Qualche anno fa, a Roma, vennero rubati gli ori di Villa Giulia, un clamoroso furto di gioielli che hanno preso il volo dal museo etrusco. I ladri entrarono in azione con asce e fumogeni, ma il clamore suscitato, alla fine li ha fregati. Sono stati arrestati, e nell’inchiesta è finita una ricca committente russa insieme con un antiquario mediatore romano.
A mettere le mani sulla banda sono stati i carabinieri del Nucleo tutela patrimonio culturale, gli stessi che hanno il compito di gestire la più grossa banca dati esistente nel mondo (seconde, la francese e quella dell’Interpol). Oltre un milione e 300 mila opere catalogate e conservate per moduli, le cui ricerche non vengono mai interrotte. Del resto, l’Italia, proprio perché possiede una quantità di opere infinite, è anche – tristemente – il primo paese al mondo per furti darte. Un traffico che vale globalmente 9 miliardi di euro e che registra solo nel nostro Paese una media di 20 mila furti all’anno, 55 al giorno.

IL MISTERO
Sono passati 50 anni dal giorno in cui è scomparsa dall’oratorio di San Lorenzo a Palermo, la Natività di Caravaggio. Era la notte tra il 17 e il 18 ottobre del 1969. Il quadro è considerato il Matteo Messina Denaro dell’arte, cercato ovunque e mai trovato. «È stato un furto commesso dalla mafia – hanno raccontato alcuni pentiti di Cosa Nostra – Ed è stato distrutto».
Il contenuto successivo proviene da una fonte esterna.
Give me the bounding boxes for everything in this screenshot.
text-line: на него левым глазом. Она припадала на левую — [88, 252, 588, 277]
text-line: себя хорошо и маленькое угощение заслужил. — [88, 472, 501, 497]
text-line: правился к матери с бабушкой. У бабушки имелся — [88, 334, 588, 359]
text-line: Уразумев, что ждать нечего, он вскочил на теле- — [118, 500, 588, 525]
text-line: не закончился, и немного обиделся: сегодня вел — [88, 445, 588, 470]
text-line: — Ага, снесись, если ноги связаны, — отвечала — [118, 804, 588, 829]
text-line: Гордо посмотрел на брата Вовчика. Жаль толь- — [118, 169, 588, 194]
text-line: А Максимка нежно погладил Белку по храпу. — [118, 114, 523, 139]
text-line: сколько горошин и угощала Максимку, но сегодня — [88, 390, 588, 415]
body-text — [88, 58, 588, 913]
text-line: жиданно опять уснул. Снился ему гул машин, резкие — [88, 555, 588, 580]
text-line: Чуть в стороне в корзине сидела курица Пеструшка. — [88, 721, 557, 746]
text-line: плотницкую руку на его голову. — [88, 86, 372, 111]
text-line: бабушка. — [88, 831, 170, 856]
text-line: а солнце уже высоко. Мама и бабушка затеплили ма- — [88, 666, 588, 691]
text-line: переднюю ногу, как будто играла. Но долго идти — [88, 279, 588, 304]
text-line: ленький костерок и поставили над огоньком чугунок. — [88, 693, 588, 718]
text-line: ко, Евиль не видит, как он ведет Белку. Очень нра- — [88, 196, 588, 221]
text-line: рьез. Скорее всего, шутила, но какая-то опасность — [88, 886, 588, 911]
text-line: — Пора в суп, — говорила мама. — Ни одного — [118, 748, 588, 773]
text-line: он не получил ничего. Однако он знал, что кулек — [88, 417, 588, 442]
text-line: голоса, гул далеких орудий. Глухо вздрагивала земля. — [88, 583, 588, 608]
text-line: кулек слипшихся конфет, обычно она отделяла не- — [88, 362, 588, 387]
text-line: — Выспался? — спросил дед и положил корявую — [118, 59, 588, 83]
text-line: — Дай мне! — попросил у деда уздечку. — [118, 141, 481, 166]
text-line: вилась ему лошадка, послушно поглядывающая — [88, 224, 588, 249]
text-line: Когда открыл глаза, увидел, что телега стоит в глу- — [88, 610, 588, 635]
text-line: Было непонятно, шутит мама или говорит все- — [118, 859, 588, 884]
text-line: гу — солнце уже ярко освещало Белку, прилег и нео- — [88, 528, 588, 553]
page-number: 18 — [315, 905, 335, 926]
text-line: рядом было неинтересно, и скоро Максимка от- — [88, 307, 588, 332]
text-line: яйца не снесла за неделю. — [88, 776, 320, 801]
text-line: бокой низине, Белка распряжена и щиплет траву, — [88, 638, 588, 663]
Eppure, poco meno di un mese fa, durante una serie di incontri culturali, Vittorio Sgarbi ha rivelato: «Ho incontrato una persona che mi ha dato dei segnali che mi confortano a pensare non solo che l’opera non sia stata distrutta, come qualche pentito ha detto, ma che non è stata rubata dalla mafia, e che riapparirà». 

DE CHIRICO
Qualcosa di simile è successo con due De Chirico. Rubati a Cortina 50 anni fa, sono stati recentemente recuperati a Londra. Hanno girato da un proprietario a un altro, da un mediatore a un altro, e alla fine sono stati ritrovati, proprio perché i detective dell’arte non mollano la presa.
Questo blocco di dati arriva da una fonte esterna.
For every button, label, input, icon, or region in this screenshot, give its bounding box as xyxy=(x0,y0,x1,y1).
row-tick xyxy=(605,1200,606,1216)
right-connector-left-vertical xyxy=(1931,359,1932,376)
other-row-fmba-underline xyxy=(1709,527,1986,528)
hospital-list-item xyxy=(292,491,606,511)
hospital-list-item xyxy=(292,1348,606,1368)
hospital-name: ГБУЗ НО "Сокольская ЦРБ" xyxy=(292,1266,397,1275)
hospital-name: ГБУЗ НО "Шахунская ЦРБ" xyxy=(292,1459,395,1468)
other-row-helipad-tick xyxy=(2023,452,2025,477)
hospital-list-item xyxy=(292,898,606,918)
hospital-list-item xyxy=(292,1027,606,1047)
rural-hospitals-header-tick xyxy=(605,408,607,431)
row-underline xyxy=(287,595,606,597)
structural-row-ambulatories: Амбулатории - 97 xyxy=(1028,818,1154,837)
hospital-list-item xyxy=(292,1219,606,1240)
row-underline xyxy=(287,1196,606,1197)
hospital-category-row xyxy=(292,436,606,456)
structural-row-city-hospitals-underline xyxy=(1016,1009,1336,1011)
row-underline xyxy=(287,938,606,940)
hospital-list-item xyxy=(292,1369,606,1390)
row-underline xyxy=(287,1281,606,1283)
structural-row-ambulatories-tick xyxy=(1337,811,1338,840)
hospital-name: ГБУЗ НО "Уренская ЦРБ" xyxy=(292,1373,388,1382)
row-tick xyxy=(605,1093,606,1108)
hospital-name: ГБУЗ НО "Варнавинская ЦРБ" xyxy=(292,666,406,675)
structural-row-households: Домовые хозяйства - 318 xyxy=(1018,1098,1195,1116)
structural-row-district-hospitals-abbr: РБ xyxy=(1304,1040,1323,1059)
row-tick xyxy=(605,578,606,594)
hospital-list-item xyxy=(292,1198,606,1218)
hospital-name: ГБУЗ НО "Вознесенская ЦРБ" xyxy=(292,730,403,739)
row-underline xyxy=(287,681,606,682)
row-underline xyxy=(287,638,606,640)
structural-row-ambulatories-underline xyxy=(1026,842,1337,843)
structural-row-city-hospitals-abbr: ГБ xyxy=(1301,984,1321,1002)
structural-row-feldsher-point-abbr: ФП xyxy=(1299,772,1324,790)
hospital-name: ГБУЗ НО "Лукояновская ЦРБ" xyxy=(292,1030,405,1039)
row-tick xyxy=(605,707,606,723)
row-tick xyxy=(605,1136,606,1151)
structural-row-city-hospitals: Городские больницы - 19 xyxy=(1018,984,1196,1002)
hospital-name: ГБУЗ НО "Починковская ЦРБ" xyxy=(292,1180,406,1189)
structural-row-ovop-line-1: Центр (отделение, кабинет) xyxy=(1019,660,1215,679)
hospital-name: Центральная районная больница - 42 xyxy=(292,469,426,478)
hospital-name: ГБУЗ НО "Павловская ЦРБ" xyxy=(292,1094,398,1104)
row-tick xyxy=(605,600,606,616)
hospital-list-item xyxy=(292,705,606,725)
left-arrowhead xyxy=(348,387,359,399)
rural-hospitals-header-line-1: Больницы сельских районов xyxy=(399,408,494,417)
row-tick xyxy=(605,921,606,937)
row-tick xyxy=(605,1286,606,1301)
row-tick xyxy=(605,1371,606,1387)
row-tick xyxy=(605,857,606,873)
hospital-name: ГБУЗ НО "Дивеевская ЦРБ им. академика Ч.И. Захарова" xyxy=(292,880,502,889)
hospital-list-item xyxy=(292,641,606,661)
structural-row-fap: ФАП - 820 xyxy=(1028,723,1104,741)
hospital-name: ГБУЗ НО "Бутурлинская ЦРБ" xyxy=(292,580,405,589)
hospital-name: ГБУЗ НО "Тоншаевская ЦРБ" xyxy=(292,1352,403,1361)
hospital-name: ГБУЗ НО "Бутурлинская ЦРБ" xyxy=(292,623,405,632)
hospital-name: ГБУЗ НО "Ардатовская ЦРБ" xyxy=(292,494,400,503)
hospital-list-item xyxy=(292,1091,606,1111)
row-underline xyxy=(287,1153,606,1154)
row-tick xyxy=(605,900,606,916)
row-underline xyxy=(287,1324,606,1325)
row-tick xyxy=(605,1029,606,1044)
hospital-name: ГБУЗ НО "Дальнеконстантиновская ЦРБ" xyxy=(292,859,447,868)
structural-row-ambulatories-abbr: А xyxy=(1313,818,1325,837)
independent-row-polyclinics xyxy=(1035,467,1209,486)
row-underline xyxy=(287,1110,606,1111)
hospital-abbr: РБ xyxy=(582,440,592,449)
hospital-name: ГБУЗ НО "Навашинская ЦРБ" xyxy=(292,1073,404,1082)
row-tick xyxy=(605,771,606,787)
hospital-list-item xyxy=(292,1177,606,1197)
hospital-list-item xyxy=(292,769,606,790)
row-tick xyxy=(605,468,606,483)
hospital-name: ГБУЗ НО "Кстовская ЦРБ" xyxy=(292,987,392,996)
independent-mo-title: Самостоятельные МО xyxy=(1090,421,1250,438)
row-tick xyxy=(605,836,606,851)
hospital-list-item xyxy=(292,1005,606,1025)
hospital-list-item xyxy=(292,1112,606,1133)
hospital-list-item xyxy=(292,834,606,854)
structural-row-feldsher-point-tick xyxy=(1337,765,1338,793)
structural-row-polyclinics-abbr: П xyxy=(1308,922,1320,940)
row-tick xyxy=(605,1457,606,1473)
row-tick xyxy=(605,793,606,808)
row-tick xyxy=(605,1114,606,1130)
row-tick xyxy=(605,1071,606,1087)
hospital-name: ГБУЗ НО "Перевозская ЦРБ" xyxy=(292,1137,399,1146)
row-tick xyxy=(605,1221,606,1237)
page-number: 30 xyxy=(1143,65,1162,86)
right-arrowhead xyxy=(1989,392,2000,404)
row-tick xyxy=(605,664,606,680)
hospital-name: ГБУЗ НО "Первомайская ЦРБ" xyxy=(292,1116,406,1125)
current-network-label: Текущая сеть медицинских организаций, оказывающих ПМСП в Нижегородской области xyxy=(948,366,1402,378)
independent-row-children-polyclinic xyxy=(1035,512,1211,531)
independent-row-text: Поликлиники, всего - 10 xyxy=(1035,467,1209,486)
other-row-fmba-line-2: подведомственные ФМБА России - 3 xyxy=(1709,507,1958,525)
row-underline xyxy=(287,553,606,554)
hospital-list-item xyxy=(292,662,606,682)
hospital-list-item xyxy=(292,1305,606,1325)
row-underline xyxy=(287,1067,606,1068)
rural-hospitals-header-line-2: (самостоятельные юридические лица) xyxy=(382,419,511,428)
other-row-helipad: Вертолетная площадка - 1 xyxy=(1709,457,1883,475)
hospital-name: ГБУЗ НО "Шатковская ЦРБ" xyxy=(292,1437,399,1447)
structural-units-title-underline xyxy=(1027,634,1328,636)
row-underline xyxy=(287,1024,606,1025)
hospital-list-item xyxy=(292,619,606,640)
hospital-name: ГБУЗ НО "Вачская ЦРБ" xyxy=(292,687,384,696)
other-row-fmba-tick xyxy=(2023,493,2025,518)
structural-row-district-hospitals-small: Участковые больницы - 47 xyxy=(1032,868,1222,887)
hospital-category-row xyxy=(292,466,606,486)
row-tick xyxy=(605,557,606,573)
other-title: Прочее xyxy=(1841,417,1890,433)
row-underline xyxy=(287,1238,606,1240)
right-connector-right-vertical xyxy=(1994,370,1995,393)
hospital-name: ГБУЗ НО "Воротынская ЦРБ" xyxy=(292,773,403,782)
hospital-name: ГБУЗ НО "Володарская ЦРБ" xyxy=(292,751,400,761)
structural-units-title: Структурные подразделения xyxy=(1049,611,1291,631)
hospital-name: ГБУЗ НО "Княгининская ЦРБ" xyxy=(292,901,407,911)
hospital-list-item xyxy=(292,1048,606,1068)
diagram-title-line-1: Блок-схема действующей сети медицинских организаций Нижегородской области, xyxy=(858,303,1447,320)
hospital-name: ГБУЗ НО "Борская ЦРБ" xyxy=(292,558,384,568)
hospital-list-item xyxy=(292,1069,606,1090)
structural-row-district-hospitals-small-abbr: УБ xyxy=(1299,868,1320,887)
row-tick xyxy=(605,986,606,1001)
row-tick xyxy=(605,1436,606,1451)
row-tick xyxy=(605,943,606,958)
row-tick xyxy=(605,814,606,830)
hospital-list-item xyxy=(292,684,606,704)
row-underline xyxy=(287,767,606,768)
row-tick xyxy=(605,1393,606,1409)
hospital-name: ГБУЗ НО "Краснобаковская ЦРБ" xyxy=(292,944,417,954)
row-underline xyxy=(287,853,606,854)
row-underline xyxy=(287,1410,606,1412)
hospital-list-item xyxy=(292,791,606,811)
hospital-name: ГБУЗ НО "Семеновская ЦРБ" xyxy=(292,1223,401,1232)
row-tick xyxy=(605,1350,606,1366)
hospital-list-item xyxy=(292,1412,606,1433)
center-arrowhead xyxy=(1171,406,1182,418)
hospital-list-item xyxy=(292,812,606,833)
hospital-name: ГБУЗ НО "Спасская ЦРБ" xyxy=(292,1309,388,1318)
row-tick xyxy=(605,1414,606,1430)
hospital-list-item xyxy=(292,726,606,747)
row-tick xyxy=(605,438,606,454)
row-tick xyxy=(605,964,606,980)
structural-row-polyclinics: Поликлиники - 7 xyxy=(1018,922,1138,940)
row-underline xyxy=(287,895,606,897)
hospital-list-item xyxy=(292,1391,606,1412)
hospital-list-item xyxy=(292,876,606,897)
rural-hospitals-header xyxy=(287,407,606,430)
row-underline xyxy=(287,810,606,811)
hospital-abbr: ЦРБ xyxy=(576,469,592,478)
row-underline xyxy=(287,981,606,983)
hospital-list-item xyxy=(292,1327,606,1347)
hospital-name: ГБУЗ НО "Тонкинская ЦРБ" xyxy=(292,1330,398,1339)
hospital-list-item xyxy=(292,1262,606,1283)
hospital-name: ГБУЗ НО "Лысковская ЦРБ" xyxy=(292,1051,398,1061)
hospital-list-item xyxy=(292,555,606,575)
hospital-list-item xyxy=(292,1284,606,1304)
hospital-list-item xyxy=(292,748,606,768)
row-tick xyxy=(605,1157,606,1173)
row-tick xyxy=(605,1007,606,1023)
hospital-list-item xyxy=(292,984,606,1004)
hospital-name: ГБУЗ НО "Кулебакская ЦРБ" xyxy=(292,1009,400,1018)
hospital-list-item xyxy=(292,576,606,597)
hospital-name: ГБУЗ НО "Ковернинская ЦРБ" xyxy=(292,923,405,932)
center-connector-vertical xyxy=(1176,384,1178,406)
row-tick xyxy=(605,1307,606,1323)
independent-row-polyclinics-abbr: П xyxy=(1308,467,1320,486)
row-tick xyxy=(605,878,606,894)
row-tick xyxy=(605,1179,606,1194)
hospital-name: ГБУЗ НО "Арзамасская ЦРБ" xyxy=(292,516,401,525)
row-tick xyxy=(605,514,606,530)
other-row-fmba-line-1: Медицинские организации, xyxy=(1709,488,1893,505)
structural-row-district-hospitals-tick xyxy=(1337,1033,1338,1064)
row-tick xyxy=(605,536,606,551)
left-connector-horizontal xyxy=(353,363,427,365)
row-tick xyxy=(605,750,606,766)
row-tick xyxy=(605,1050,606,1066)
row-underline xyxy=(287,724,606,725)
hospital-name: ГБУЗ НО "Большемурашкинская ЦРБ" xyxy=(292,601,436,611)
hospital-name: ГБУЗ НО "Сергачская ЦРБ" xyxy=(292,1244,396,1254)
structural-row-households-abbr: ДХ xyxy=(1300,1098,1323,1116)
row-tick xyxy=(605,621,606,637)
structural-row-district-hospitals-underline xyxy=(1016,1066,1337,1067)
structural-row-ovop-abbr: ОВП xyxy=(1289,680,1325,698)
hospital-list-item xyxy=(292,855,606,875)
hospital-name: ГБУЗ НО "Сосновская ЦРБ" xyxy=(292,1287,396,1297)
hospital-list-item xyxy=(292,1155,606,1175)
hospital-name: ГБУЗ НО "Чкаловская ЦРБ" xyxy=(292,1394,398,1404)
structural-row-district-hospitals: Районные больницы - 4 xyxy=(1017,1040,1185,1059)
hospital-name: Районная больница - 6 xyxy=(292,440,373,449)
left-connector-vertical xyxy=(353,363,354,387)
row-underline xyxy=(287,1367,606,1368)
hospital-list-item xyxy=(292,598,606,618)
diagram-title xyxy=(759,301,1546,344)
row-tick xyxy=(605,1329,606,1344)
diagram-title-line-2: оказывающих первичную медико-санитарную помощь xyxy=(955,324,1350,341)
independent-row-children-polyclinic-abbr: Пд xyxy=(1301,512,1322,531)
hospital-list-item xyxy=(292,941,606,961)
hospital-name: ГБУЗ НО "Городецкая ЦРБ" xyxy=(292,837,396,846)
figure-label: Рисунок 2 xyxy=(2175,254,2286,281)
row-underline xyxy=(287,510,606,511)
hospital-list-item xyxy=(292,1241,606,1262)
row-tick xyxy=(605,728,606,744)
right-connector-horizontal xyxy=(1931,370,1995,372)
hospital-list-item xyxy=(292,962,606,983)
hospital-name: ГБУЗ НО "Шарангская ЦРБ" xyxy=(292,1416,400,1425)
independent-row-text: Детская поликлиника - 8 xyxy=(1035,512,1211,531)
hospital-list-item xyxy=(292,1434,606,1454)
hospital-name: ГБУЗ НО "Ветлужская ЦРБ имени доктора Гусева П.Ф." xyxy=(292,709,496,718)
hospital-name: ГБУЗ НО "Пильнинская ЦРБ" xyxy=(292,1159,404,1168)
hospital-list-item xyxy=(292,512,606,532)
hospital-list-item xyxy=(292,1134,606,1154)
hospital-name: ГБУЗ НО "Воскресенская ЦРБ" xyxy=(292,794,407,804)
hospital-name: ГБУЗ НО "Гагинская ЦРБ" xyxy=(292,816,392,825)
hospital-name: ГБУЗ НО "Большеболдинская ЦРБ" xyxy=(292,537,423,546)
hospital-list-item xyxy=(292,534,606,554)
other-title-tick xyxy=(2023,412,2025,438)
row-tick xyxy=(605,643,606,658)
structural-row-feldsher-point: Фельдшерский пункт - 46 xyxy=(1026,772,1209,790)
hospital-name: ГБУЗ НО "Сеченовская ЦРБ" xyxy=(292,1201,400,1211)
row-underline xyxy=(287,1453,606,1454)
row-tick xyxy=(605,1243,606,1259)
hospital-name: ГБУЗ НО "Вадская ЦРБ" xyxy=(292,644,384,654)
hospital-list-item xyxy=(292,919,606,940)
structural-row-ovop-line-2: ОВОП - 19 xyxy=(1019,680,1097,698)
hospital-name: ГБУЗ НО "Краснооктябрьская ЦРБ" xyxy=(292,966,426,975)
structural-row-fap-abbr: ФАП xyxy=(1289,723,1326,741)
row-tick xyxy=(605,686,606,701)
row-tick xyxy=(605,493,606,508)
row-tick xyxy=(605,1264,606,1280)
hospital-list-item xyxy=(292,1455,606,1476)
In Italia ogni opera è catalogata, fotografata e conservata nel date base, che è stato creato nel 1980, insieme con i capolavori sottratti in tutto il mondo. Non solo in Europa, ma anche in Messico, in Argentina, in America. Tra i più scaltri sono considerati i ladri dell’Est. Hanno dimostrato in diverse occasioni di saperci fare, anche se nei furti d’arte è difficile dare una connotazione precisa a chi ruba. Le dinamiche, dietro un colpo di questa natura, sono spesso le più strane. Basti pensare a quando sparì La Gioconda dalla parete del Louvre. Era il 1911, e una bella mattina il quadro non c’era più.
Di quel furto furono sospettati persino Apollinaire e Picasso (il primo anche arrestato), per aver sempre manifestato la voglia di svuotare i musei e di riempirli con le loro opere. Le autorità francesi sono arrivate a pensare a un colpo di Stato dei tedeschi, che non solo – consideravano – stavano tentando di rubare le colonie in Africa, ma volevano depredarli anche dei loro capolavori.
Per ben due anni nessuna traccia si è avuta della Monna Lisa, fino al 1913, quando il quadro è ricomparso a Firenze. E si è scoperto che a rubarlo era stato un imbianchino italiano, Vincenzo Peruggia. Voleva restituire all’Italia quel capolavoro che – a suo dire – ci era stato rubato da Napoleone.